A Delicate Balance: Patriots Day and Depicting Versus Memorializing

Peter Berg’s film about the Boston Marathon bombing releases its first trailer.

Not since the events following the assassination of President Abraham Lincoln by John Wilkes Booth has there been a manhunt on U.S. soil like the one after the terrorist attack at the Boston Marathon in 2013. For five days Americans and people worldwide waited with baited breath as the FBI, Boston Police and other agencies worked in unprecedented unison to track down the offenders. It was like watching a movie, only the stakes were so much higher, the tension so much more palpable, and the drama real. We saw live on television as the remaining suspect was apprehended, itself a pulse-pounding climax bigger than any the cineplex had to offer that week. It was a story of tragedy, yes, but also of triumph, of hometown pride, and most importantly of the good that can come in the wake of chaos, of the love that can trump hate.
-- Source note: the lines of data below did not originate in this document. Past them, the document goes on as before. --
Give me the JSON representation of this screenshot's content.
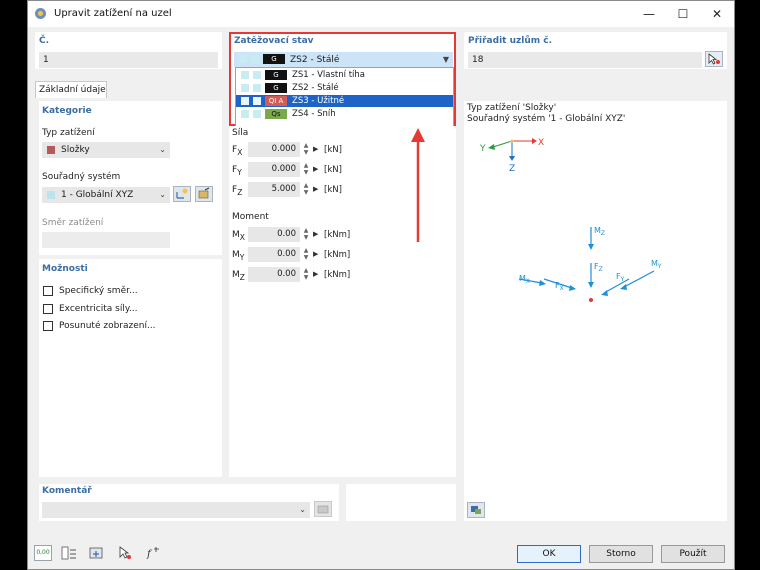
{
  "window": {
    "title": "Upravit zatížení na uzel",
    "minimize": "—",
    "maximize": "☐",
    "close": "✕"
  },
  "number": {
    "label": "Č.",
    "value": "1"
  },
  "load_case": {
    "label": "Zatěžovací stav",
    "selected": {
      "badge": "G",
      "text": "ZS2 - Stálé"
    },
    "items": [
      {
        "badge": "G",
        "text": "ZS1 - Vlastní tíha",
        "badge_color": "#111111"
      },
      {
        "badge": "G",
        "text": "ZS2 - Stálé",
        "badge_color": "#111111"
      },
      {
        "badge": "QI A",
        "text": "ZS3 - Užitné",
        "badge_color": "#d35b55"
      },
      {
        "badge": "Qs",
        "text": "ZS4 - Sníh",
        "badge_color": "#7aa84a"
      }
    ]
  },
  "assign_nodes": {
    "label": "Přiřadit uzlům č.",
    "value": "18"
  },
  "tab": {
    "label": "Základní údaje"
  },
  "category": {
    "heading": "Kategorie",
    "load_type_label": "Typ zatížení",
    "load_type_value": "Složky",
    "coord_label": "Souřadný systém",
    "coord_value": "1 - Globální XYZ",
    "direction_label": "Směr zatížení"
  },
  "options": {
    "heading": "Možnosti",
    "items": [
      "Specifický směr...",
      "Excentricita síly...",
      "Posunuté zobrazení..."
    ]
  },
  "force": {
    "heading": "Síla",
    "rows": [
      {
        "name": "F",
        "sub": "X",
        "value": "0.000",
        "unit": "[kN]"
      },
      {
        "name": "F",
        "sub": "Y",
        "value": "0.000",
        "unit": "[kN]"
      },
      {
        "name": "F",
        "sub": "Z",
        "value": "5.000",
        "unit": "[kN]"
      }
    ]
  },
  "moment": {
    "heading": "Moment",
    "rows": [
      {
        "name": "M",
        "sub": "X",
        "value": "0.00",
        "unit": "[kNm]"
      },
      {
        "name": "M",
        "sub": "Y",
        "value": "0.00",
        "unit": "[kNm]"
      },
      {
        "name": "M",
        "sub": "Z",
        "value": "0.00",
        "unit": "[kNm]"
      }
    ]
  },
  "preview": {
    "line1": "Typ zatížení 'Složky'",
    "line2": "Souřadný systém '1 - Globální XYZ'",
    "axes": {
      "x": "X",
      "y": "Y",
      "z": "Z"
    },
    "labels": {
      "mz": "M",
      "mz_sub": "Z",
      "fz": "F",
      "fz_sub": "Z",
      "my": "M",
      "my_sub": "Y",
      "fy": "F",
      "fy_sub": "Y",
      "mx": "M",
      "mx_sub": "X",
      "fx": "F",
      "fx_sub": "X"
    }
  },
  "comment": {
    "label": "Komentář"
  },
  "buttons": {
    "ok": "OK",
    "cancel": "Storno",
    "apply": "Použít"
  },
  "bottom_icon_text": "0,00"
}
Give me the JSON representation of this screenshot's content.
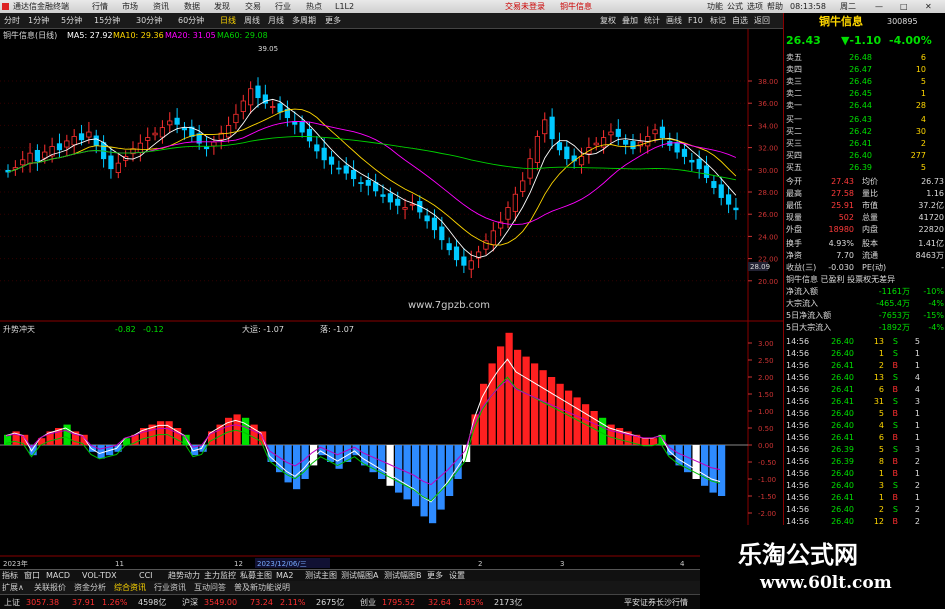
{
  "window": {
    "title": "通达信金融终端",
    "menus": [
      "行情",
      "市场",
      "资讯",
      "数据",
      "发现",
      "交易",
      "行业",
      "热点",
      "L1L2"
    ],
    "center_links": [
      "交易未登录",
      "铜牛信息"
    ],
    "right_menus": [
      "功能",
      "公式",
      "选项",
      "帮助"
    ],
    "clock": "08:13:58",
    "extra": "周二"
  },
  "toolbar": {
    "periods": [
      "分时",
      "1分钟",
      "5分钟",
      "15分钟",
      "30分钟",
      "60分钟",
      "日线",
      "周线",
      "月线",
      "多周期",
      "更多"
    ],
    "right_tools": [
      "复权",
      "叠加",
      "统计",
      "画线",
      "F10",
      "标记",
      "自选",
      "返回"
    ]
  },
  "main_chart": {
    "stock_label": "铜牛信息(日线)",
    "ma": [
      {
        "label": "MA5: 27.92",
        "color": "#ffffff"
      },
      {
        "label": "MA10: 29.36",
        "color": "#ffd700"
      },
      {
        "label": "MA20: 31.05",
        "color": "#ff00ff"
      },
      {
        "label": "MA60: 29.08",
        "color": "#00d000"
      }
    ],
    "high_marker": "39.05",
    "low_marker": "20.88",
    "price_tag": "28.09",
    "watermark": "www.7gpzb.com",
    "yticks": [
      "38.00",
      "36.00",
      "34.00",
      "32.00",
      "30.00",
      "28.00",
      "26.00",
      "24.00",
      "22.00",
      "20.00"
    ]
  },
  "sub_chart": {
    "name": "升势冲天",
    "values": [
      "-0.82",
      "-0.12"
    ],
    "label2": "大运: -1.07",
    "label3": "落: -1.07",
    "yticks": [
      "3.00",
      "2.50",
      "2.00",
      "1.50",
      "1.00",
      "0.50",
      "0.00",
      "-0.50",
      "-1.00",
      "-1.50",
      "-2.00",
      "-2.50",
      "-3.00"
    ]
  },
  "time_axis": {
    "labels": [
      "2023年",
      "11",
      "12",
      "2023/12/06/三",
      "2",
      "3",
      "4"
    ]
  },
  "right_panel": {
    "stock_name": "铜牛信息",
    "code": "300895",
    "price": "26.43",
    "change": "▼-1.10",
    "pct": "-4.00%",
    "sells": [
      {
        "label": "卖五",
        "price": "26.48",
        "vol": "6"
      },
      {
        "label": "卖四",
        "price": "26.47",
        "vol": "10"
      },
      {
        "label": "卖三",
        "price": "26.46",
        "vol": "5"
      },
      {
        "label": "卖二",
        "price": "26.45",
        "vol": "1"
      },
      {
        "label": "卖一",
        "price": "26.44",
        "vol": "28"
      }
    ],
    "buys": [
      {
        "label": "买一",
        "price": "26.43",
        "vol": "4"
      },
      {
        "label": "买二",
        "price": "26.42",
        "vol": "30"
      },
      {
        "label": "买三",
        "price": "26.41",
        "vol": "2"
      },
      {
        "label": "买四",
        "price": "26.40",
        "vol": "277"
      },
      {
        "label": "买五",
        "price": "26.39",
        "vol": "5"
      }
    ],
    "stats": [
      {
        "l1": "今开",
        "v1": "27.43",
        "l2": "均价",
        "v2": "26.73"
      },
      {
        "l1": "最高",
        "v1": "27.58",
        "l2": "量比",
        "v2": "1.16"
      },
      {
        "l1": "最低",
        "v1": "25.91",
        "l2": "市值",
        "v2": "37.2亿"
      },
      {
        "l1": "现量",
        "v1": "502",
        "l2": "总量",
        "v2": "41720"
      },
      {
        "l1": "外盘",
        "v1": "18980",
        "l2": "内盘",
        "v2": "22820"
      }
    ],
    "stats2": [
      {
        "l1": "换手",
        "v1": "4.93%",
        "l2": "股本",
        "v2": "1.41亿"
      },
      {
        "l1": "净资",
        "v1": "7.70",
        "l2": "流通",
        "v2": "8463万"
      },
      {
        "l1": "收益(三)",
        "v1": "-0.030",
        "l2": "PE(动)",
        "v2": "-"
      }
    ],
    "tags": "铜牛信息 已盈利 投票权无差异",
    "flows": [
      {
        "l": "净流入额",
        "v": "-1161万",
        "p": "-10%"
      },
      {
        "l": "大宗流入",
        "v": "-465.4万",
        "p": "-4%"
      },
      {
        "l": "5日净流入额",
        "v": "-7653万",
        "p": "-15%"
      },
      {
        "l": "5日大宗流入",
        "v": "-1892万",
        "p": "-4%"
      }
    ],
    "ticks": [
      {
        "t": "14:56",
        "p": "26.40",
        "v": "13",
        "s": "S",
        "n": "5"
      },
      {
        "t": "14:56",
        "p": "26.40",
        "v": "1",
        "s": "S",
        "n": "1"
      },
      {
        "t": "14:56",
        "p": "26.41",
        "v": "2",
        "s": "B",
        "n": "1"
      },
      {
        "t": "14:56",
        "p": "26.40",
        "v": "13",
        "s": "S",
        "n": "4"
      },
      {
        "t": "14:56",
        "p": "26.41",
        "v": "6",
        "s": "B",
        "n": "4"
      },
      {
        "t": "14:56",
        "p": "26.41",
        "v": "31",
        "s": "S",
        "n": "3"
      },
      {
        "t": "14:56",
        "p": "26.40",
        "v": "5",
        "s": "B",
        "n": "1"
      },
      {
        "t": "14:56",
        "p": "26.40",
        "v": "4",
        "s": "S",
        "n": "1"
      },
      {
        "t": "14:56",
        "p": "26.41",
        "v": "6",
        "s": "B",
        "n": "1"
      },
      {
        "t": "14:56",
        "p": "26.39",
        "v": "5",
        "s": "S",
        "n": "3"
      },
      {
        "t": "14:56",
        "p": "26.39",
        "v": "8",
        "s": "B",
        "n": "2"
      },
      {
        "t": "14:56",
        "p": "26.40",
        "v": "1",
        "s": "B",
        "n": "1"
      },
      {
        "t": "14:56",
        "p": "26.40",
        "v": "3",
        "s": "S",
        "n": "2"
      },
      {
        "t": "14:56",
        "p": "26.41",
        "v": "1",
        "s": "B",
        "n": "1"
      },
      {
        "t": "14:56",
        "p": "26.40",
        "v": "2",
        "s": "S",
        "n": "2"
      },
      {
        "t": "14:56",
        "p": "26.40",
        "v": "12",
        "s": "B",
        "n": "2"
      },
      {
        "t": "14:56",
        "p": "26.40",
        "v": "3",
        "s": "S",
        "n": "1"
      },
      {
        "t": "14:56",
        "p": "26.40",
        "v": "4",
        "s": "S",
        "n": "2"
      }
    ]
  },
  "bottom_tabs": [
    "指标",
    "窗口",
    "MACD",
    "VOL-TDX",
    "CCI",
    "趋势动力",
    "主力监控",
    "私募主图",
    "MA2",
    "测试主图",
    "测试幅图A",
    "测试幅图B",
    "更多",
    "设置"
  ],
  "bottom_tabs2": [
    "扩展∧",
    "关联报价",
    "资金分析",
    "综合资讯",
    "行业资讯",
    "互动问答",
    "普及新功能说明"
  ],
  "status": [
    {
      "label": "上证",
      "v1": "3057.38",
      "v2": "37.91",
      "v3": "1.26%",
      "v4": "4598亿"
    },
    {
      "label": "沪深",
      "v1": "3549.00",
      "v2": "73.24",
      "v3": "2.11%",
      "v4": "2675亿"
    },
    {
      "label": "创业",
      "v1": "1795.52",
      "v2": "32.64",
      "v3": "1.85%",
      "v4": "2173亿"
    }
  ],
  "broker": "平安证券长沙行情",
  "ad": {
    "title": "乐淘公式网",
    "url": "www.60lt.com"
  },
  "colors": {
    "up": "#ff3030",
    "down": "#00c8ff",
    "accent": "#ffd700",
    "bg": "#000000"
  }
}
Naturally, a feature film was going to be made. The task was given to director Peter Berg who as a native New Yorker was well aware of the emotional and psychological toll terrorism can have on a specific citizenry. He enlisted his frequent collaborator and a favorite son of Boston, Mark Wahlberg, to star because he knew, like Berg himself, that Wahlberg would have more than a creative stake in this project, it would be personal, it would be a love letter to the city that raised him, a thank you to home. Instantly Patriots Day, as the film is called, became more than just a thriller ripped from the headlines, it became a memorial, a testament to the resilience of the authorities, to the victims, and to the resolve of Bostonians.
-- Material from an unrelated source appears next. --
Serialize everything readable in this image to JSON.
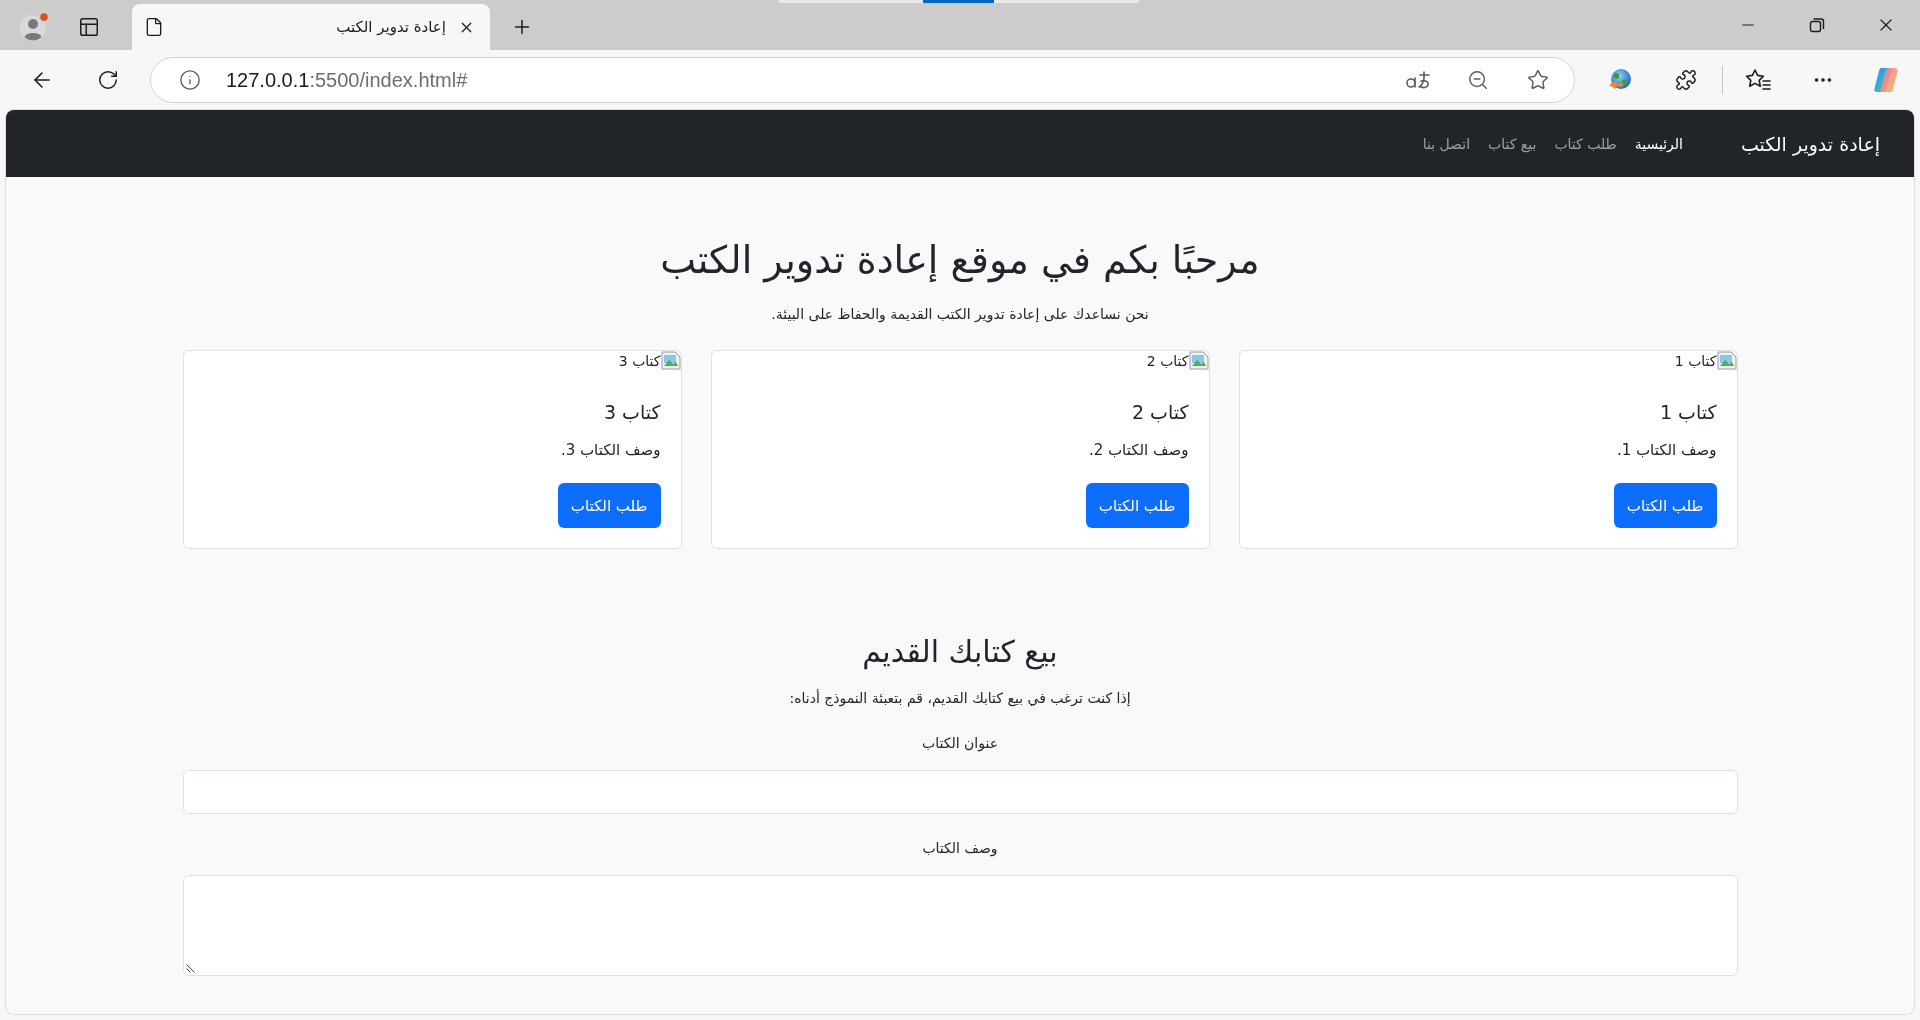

But therein lies a delicate balancing act. You want to do the heroism of the events justice, but at the same time you don’t want to lose said heroism in the muddling, inflating, or editing of events for narrative purposes or other constraints of the medium, not just for the sake of the events themselves, but for everyone, victims and otherwise, who was effected by the events. There’s no need to sensationalize anything, the drama, the intensity, the emotions are already built in. People lived this, in a way we all did, and we don’t need a film to change the story, we need it to do the events the honor of presenting them as they were, because there’s no contrived or exaggerated heroism that can top what was shown that week by the real men and women on the ground risking their lives to save others.
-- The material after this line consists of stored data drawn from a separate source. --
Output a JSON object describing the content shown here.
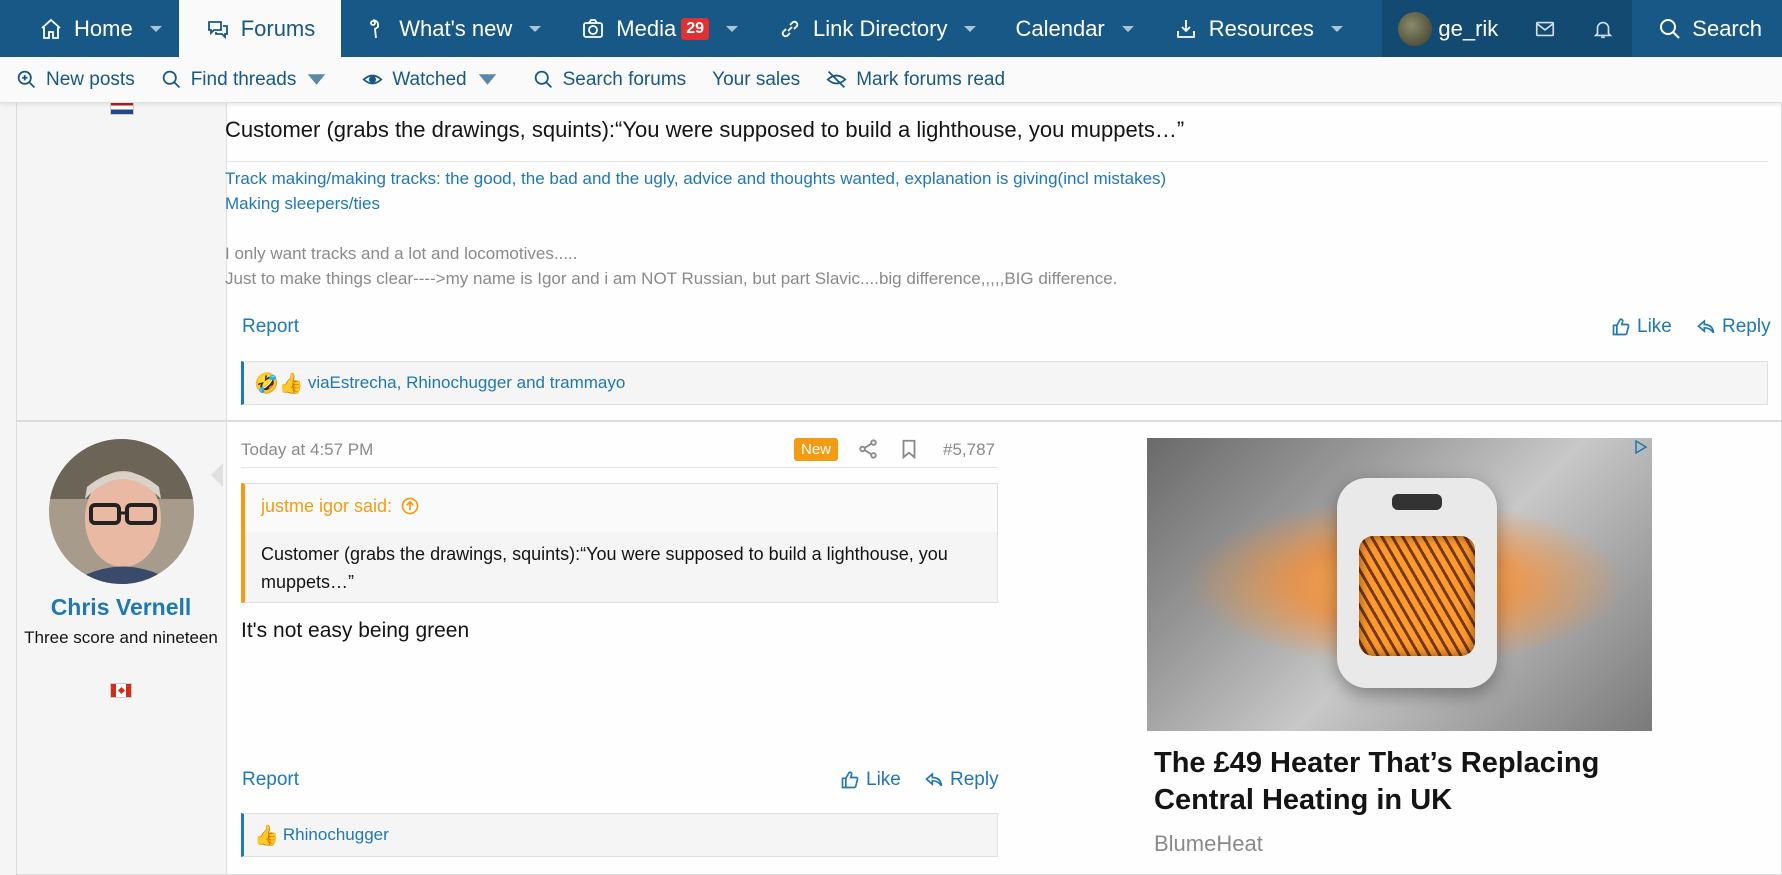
{
  "topnav": {
    "tabs": [
      {
        "label": "Home",
        "icon": "home-icon"
      },
      {
        "label": "Forums",
        "icon": "forums-icon",
        "active": true
      },
      {
        "label": "What's new",
        "icon": "whats-new-icon"
      },
      {
        "label": "Media",
        "icon": "camera-icon",
        "badge": "29"
      },
      {
        "label": "Link Directory",
        "icon": "link-icon"
      },
      {
        "label": "Calendar"
      },
      {
        "label": "Resources",
        "icon": "download-icon"
      }
    ],
    "username": "ge_rik",
    "search_label": "Search"
  },
  "subnav": {
    "items": [
      {
        "label": "New posts",
        "icon": "new-posts-icon"
      },
      {
        "label": "Find threads",
        "icon": "search-icon",
        "caret": true
      },
      {
        "label": "Watched",
        "icon": "eye-icon",
        "caret": true
      },
      {
        "label": "Search forums",
        "icon": "search-icon"
      },
      {
        "label": "Your sales"
      },
      {
        "label": "Mark forums read",
        "icon": "eye-off-icon"
      }
    ]
  },
  "post1": {
    "quote_line": "Customer (grabs the drawings, squints):“You were supposed to build a lighthouse, you muppets…”",
    "signature_links": [
      "Track making/making tracks: the good, the bad and the ugly, advice and thoughts wanted, explanation is giving(incl mistakes)",
      "Making sleepers/ties"
    ],
    "signature_text": [
      "I only want tracks and a lot and locomotives.....",
      "Just to make things clear---->my name is Igor and i am NOT Russian, but part Slavic....big difference,,,,,BIG difference."
    ],
    "report_label": "Report",
    "like_label": "Like",
    "reply_label": "Reply",
    "reactions_emoji": "🤣👍",
    "reactions_text": "viaEstrecha, Rhinochugger and trammayo"
  },
  "post2": {
    "username": "Chris Vernell",
    "user_title": "Three score and nineteen",
    "date": "Today at 4:57 PM",
    "new_badge": "New",
    "post_number": "#5,787",
    "quote_author": "justme igor said:",
    "quote_text": "Customer (grabs the drawings, squints):“You were supposed to build a lighthouse, you muppets…”",
    "message": "It's not easy being green",
    "report_label": "Report",
    "like_label": "Like",
    "reply_label": "Reply",
    "reactions_emoji": "👍",
    "reactions_text": "Rhinochugger"
  },
  "ad": {
    "title": "The £49 Heater That’s Replacing Central Heating in UK",
    "brand": "BlumeHeat"
  },
  "colors": {
    "nav_bg": "#185886",
    "link": "#1f78b4",
    "accent_orange": "#f39c12",
    "badge_red": "#e03030"
  }
}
A feature based on real events, as opposed to a documentary, is a tribute in and of itself, it is a way of remembering things in a dramatic fashion, a heightened sense of reality. But sometimes the events are too sacred to manipulate, even for the point of memorializing. I think the attack at the Boston Marathon and the week that followed are such events, and I think based on the first trailer for Patriots Day, which was released today, that Peter Berg, Mark Wahlberg, and everyone involved believe this too, because all indications are that they’ve made a film that stays true to the stark heroism of the real Bostonians and others who worked tirelessly to bring to justice the culprits of this heinous attack. There’s no sensationalizing here, at least not that I could see or feel, just a straight depiction of events that seems to understand the point of that week wasn’t the events at all, but the people, the families at the heart of the events, including the inclusive family that is Boston, Mass.

Patriots Day co-stars John Goodman, Kevin Bacon, J.K. Simmons, and Michelle Monaghan. It was written by Berg with Matt Cook (Triple Nine), Joshua Zetumer (Robocop remake), and Eric Johnson (The Fighter), and scored by Oscar winners Trent Reznor and Atticus Ross (The Social Network). You can find it in theaters on January 13th, 2017.